Evaluation of Progressive Architectural Distortion in Idiopathic Pulmonary Fibrosis Using Deformable Registration of Sequential CT Images
- PMID: 39125526
- PMCID: PMC11311668
- DOI: 10.3390/diagnostics14151650
Evaluation of Progressive Architectural Distortion in Idiopathic Pulmonary Fibrosis Using Deformable Registration of Sequential CT Images
Abstract
Background: Monitoring the progression of idiopathic pulmonary fibrosis (IPF) using CT primarily focuses on assessing the extent of fibrotic lesions, without considering the distortion of lung architecture.
Objectives: To evaluate three-dimensional average displacement (3D-AD) quantification of lung structures using deformable registration of serial CT images as a parameter of local lung architectural distortion and predictor of IPF prognosis.
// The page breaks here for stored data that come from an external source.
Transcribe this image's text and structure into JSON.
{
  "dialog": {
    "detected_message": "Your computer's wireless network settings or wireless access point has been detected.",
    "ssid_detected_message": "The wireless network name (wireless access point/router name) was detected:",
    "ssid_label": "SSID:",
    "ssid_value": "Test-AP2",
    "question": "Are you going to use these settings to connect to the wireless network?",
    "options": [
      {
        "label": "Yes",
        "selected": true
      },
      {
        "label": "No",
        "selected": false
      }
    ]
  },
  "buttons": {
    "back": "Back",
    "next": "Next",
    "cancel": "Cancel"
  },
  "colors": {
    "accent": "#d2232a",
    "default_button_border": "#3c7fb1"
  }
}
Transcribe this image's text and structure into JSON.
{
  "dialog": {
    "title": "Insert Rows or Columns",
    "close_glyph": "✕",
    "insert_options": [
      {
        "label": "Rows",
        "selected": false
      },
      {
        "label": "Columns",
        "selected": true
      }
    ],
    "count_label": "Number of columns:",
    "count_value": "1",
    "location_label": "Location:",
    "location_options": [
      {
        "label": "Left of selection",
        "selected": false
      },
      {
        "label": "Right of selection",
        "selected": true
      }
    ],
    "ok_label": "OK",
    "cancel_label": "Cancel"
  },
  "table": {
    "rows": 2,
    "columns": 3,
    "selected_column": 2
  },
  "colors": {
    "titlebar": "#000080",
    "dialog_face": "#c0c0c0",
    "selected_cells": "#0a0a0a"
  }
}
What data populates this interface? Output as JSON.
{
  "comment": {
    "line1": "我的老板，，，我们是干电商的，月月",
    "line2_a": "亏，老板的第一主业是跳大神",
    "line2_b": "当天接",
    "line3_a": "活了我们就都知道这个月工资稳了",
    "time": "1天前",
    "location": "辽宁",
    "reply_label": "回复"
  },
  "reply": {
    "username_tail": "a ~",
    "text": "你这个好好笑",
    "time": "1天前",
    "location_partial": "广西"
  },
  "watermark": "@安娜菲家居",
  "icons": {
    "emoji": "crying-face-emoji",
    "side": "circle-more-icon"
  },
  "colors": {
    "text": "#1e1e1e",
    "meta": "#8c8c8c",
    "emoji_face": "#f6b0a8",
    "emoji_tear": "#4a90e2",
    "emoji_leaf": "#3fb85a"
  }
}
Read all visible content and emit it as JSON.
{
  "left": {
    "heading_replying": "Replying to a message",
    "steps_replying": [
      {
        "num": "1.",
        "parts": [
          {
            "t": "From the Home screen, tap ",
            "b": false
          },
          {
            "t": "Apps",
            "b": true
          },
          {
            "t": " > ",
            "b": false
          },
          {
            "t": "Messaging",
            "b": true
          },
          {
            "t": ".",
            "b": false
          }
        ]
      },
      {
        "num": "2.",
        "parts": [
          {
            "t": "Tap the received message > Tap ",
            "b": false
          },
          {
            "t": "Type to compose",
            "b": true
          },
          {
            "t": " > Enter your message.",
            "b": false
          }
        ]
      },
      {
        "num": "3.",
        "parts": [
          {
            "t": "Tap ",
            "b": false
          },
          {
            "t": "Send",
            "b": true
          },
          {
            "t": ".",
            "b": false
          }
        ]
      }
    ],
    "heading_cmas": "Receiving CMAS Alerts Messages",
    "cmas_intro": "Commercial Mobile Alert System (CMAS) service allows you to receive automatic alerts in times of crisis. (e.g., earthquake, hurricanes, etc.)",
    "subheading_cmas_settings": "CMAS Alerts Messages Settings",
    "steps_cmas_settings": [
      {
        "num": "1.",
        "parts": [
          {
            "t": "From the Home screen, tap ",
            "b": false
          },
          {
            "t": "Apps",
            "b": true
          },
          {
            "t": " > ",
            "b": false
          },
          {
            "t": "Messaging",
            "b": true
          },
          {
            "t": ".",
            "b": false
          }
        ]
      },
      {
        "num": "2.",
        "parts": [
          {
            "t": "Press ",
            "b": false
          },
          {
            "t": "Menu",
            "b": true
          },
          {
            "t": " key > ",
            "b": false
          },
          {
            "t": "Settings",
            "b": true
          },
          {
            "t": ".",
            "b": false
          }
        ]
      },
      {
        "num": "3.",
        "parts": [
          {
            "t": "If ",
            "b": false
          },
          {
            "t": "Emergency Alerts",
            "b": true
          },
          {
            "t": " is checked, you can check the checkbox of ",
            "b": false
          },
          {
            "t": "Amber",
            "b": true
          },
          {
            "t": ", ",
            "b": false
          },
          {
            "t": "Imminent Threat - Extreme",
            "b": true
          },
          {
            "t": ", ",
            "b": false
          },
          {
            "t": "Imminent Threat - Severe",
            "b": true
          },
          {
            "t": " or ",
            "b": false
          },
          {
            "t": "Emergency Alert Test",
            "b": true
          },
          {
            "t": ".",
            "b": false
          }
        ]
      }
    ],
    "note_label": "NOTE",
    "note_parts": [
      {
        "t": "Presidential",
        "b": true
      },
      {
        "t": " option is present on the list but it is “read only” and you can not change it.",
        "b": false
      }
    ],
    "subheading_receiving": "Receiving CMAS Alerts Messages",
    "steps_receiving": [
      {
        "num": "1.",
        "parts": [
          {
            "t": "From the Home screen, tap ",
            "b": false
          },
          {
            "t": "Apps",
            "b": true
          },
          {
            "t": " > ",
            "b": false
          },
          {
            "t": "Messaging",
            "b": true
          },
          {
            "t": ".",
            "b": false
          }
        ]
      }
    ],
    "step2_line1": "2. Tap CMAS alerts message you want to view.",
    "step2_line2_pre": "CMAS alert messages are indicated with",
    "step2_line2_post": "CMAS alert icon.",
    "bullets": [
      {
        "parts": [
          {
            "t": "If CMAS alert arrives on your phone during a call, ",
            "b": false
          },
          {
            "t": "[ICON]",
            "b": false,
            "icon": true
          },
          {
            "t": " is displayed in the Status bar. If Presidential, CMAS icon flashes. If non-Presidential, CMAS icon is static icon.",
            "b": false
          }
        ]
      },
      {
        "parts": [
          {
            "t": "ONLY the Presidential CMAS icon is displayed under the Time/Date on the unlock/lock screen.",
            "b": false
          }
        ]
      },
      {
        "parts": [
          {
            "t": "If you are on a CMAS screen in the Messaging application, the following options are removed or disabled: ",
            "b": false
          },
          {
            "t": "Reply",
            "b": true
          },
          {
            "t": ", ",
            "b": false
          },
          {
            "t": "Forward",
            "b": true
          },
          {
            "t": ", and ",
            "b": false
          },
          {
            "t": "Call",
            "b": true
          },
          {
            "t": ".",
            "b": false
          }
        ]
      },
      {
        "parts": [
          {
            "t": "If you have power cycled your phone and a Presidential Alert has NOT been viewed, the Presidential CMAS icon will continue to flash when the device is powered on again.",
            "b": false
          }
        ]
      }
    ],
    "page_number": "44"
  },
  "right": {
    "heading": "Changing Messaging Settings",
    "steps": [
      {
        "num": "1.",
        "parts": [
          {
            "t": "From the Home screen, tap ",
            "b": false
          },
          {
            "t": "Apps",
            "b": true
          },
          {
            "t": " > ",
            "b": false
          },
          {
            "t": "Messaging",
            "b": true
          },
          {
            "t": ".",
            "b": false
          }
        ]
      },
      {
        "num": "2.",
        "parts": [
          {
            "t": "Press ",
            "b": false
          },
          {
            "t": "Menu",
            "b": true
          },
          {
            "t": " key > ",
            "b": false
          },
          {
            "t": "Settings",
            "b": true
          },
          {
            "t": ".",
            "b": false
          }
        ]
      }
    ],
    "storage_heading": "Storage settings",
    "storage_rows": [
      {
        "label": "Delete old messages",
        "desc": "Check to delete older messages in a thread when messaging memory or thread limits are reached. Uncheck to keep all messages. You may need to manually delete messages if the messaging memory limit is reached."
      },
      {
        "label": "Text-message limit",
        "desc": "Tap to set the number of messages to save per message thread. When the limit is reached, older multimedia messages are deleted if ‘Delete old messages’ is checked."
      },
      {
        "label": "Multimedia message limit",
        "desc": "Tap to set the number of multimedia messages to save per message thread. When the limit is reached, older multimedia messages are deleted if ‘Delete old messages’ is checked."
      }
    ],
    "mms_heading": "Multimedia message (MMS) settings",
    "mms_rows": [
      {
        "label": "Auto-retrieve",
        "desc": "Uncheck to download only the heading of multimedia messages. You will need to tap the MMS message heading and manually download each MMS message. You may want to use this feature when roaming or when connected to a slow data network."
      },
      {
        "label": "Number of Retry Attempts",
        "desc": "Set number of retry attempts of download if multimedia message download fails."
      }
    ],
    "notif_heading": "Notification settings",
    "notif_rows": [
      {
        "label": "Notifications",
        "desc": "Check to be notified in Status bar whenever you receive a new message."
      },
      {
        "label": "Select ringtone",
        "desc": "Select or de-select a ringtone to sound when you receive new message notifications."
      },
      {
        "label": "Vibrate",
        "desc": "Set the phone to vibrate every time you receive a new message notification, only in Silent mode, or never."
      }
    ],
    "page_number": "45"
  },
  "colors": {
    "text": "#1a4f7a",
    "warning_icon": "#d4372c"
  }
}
Materials and methods: Patients with IPF evaluated between January 2016 and March 2017 who had undergone CT at least twice were retrospectively included (n = 114). The 3D-AD was obtained by deformable registration of baseline and follow-up CT images. A computer-aided quantification software measured the fibrotic lesion volume. Cox regression analysis evaluated these variables to predict mortality.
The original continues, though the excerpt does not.